Go to YouTube, enter the name of your favourite artist and the word "cover," and you'll be 'treated' to more acoustic guitar versions than you thought possible, with helpful commentary pointing out how much better the original is. Naysay all you want, but even if you think Cage the Elephant's "Ain't No Rest for the Wicked" is our generation’s "A Day in the Life," how can you deny the appeal of one young man splicing together his guitar, keyboards, and tambourine toe-tapping? And even though Death By April is a silly band with a stupid name, how can you help but admire the very serious looking Javi Perera who mixed five separate videos for his cover of "Losing You"?
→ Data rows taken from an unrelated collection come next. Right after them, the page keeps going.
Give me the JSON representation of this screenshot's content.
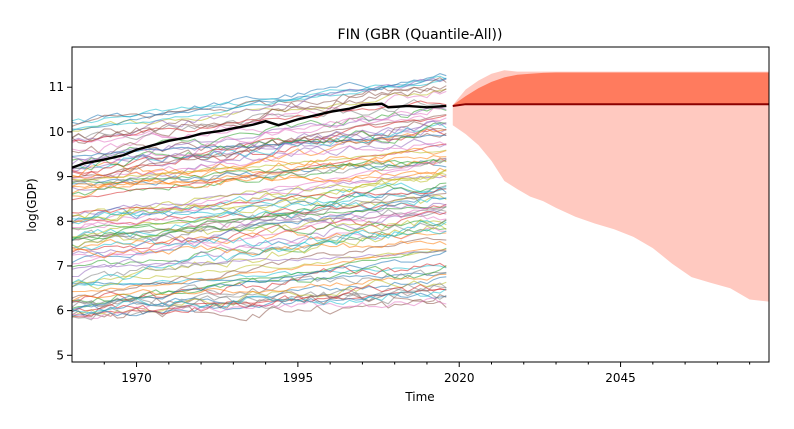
{
  "chart_data": {
    "type": "line",
    "title": "FIN (GBR (Quantile-All))",
    "xlabel": "Time",
    "ylabel": "log(GDP)",
    "xlim": [
      1960,
      2068
    ],
    "ylim": [
      4.85,
      11.9
    ],
    "x_ticks": [
      "1970",
      "1995",
      "2020",
      "2045"
    ],
    "y_ticks": [
      "5",
      "6",
      "7",
      "8",
      "9",
      "10",
      "11"
    ],
    "grid": false,
    "legend": "none",
    "background_series": {
      "count": 100,
      "years": [
        1960,
        2018
      ],
      "start_range": [
        5.8,
        10.3
      ],
      "end_range": [
        6.5,
        11.3
      ],
      "opacity": 0.55
    },
    "highlight_series": {
      "color": "#000000",
      "x": [
        1960,
        1962,
        1965,
        1968,
        1970,
        1972,
        1975,
        1978,
        1980,
        1983,
        1985,
        1988,
        1990,
        1992,
        1995,
        1998,
        2000,
        2003,
        2005,
        2008,
        2009,
        2010,
        2012,
        2015,
        2018
      ],
      "y": [
        9.2,
        9.3,
        9.38,
        9.48,
        9.6,
        9.68,
        9.8,
        9.88,
        9.96,
        10.02,
        10.08,
        10.16,
        10.24,
        10.15,
        10.28,
        10.38,
        10.45,
        10.52,
        10.6,
        10.63,
        10.55,
        10.56,
        10.58,
        10.55,
        10.58
      ]
    },
    "forecast": {
      "x": [
        2019,
        2021,
        2023,
        2025,
        2027,
        2029,
        2031,
        2033,
        2035,
        2038,
        2041,
        2044,
        2047,
        2050,
        2053,
        2056,
        2059,
        2062,
        2065,
        2068
      ],
      "median": [
        10.58,
        10.62,
        10.62,
        10.62,
        10.62,
        10.62,
        10.62,
        10.62,
        10.62,
        10.62,
        10.62,
        10.62,
        10.62,
        10.62,
        10.62,
        10.62,
        10.62,
        10.62,
        10.62,
        10.62
      ],
      "inner_lower": [
        10.58,
        10.62,
        10.62,
        10.62,
        10.62,
        10.62,
        10.62,
        10.62,
        10.62,
        10.62,
        10.62,
        10.62,
        10.62,
        10.62,
        10.62,
        10.62,
        10.62,
        10.62,
        10.62,
        10.62
      ],
      "inner_upper": [
        10.6,
        10.8,
        10.98,
        11.12,
        11.22,
        11.28,
        11.3,
        11.32,
        11.33,
        11.33,
        11.33,
        11.33,
        11.33,
        11.33,
        11.33,
        11.33,
        11.33,
        11.33,
        11.33,
        11.33
      ],
      "outer_lower": [
        10.15,
        9.95,
        9.7,
        9.35,
        8.9,
        8.72,
        8.55,
        8.45,
        8.3,
        8.1,
        7.95,
        7.82,
        7.65,
        7.4,
        7.05,
        6.75,
        6.62,
        6.5,
        6.25,
        6.2
      ],
      "outer_upper": [
        10.6,
        10.95,
        11.15,
        11.3,
        11.38,
        11.35,
        11.35,
        11.35,
        11.35,
        11.35,
        11.35,
        11.35,
        11.35,
        11.35,
        11.35,
        11.35,
        11.35,
        11.35,
        11.35,
        11.35
      ],
      "median_color": "#8b0000",
      "inner_color": "#ff7b5e",
      "outer_color": "#ffc9c0"
    },
    "palette": [
      "#1f77b4",
      "#ff7f0e",
      "#2ca02c",
      "#d62728",
      "#9467bd",
      "#8c564b",
      "#e377c2",
      "#7f7f7f",
      "#bcbd22",
      "#17becf"
    ]
  }
}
Often a cover will do little more than remind you that you like the song in the first place. But a good cover will both remind you and offer you another way to look at it, or give you a renewed appreciation for it. Which leads us to Mollie Weaver's version of the aforementioned "Con Te Partiro." A New York-based singer, Weaver is better known for folk music -- not to be unflattering -- reminiscent of Norah Jones. But her cover of "Con Te Partiro," to the accompaniment of simple acoustic guitar, is a wonder -- light, fresh, beautifully phrased, it even manages to make me forget Will Ferrell for a while.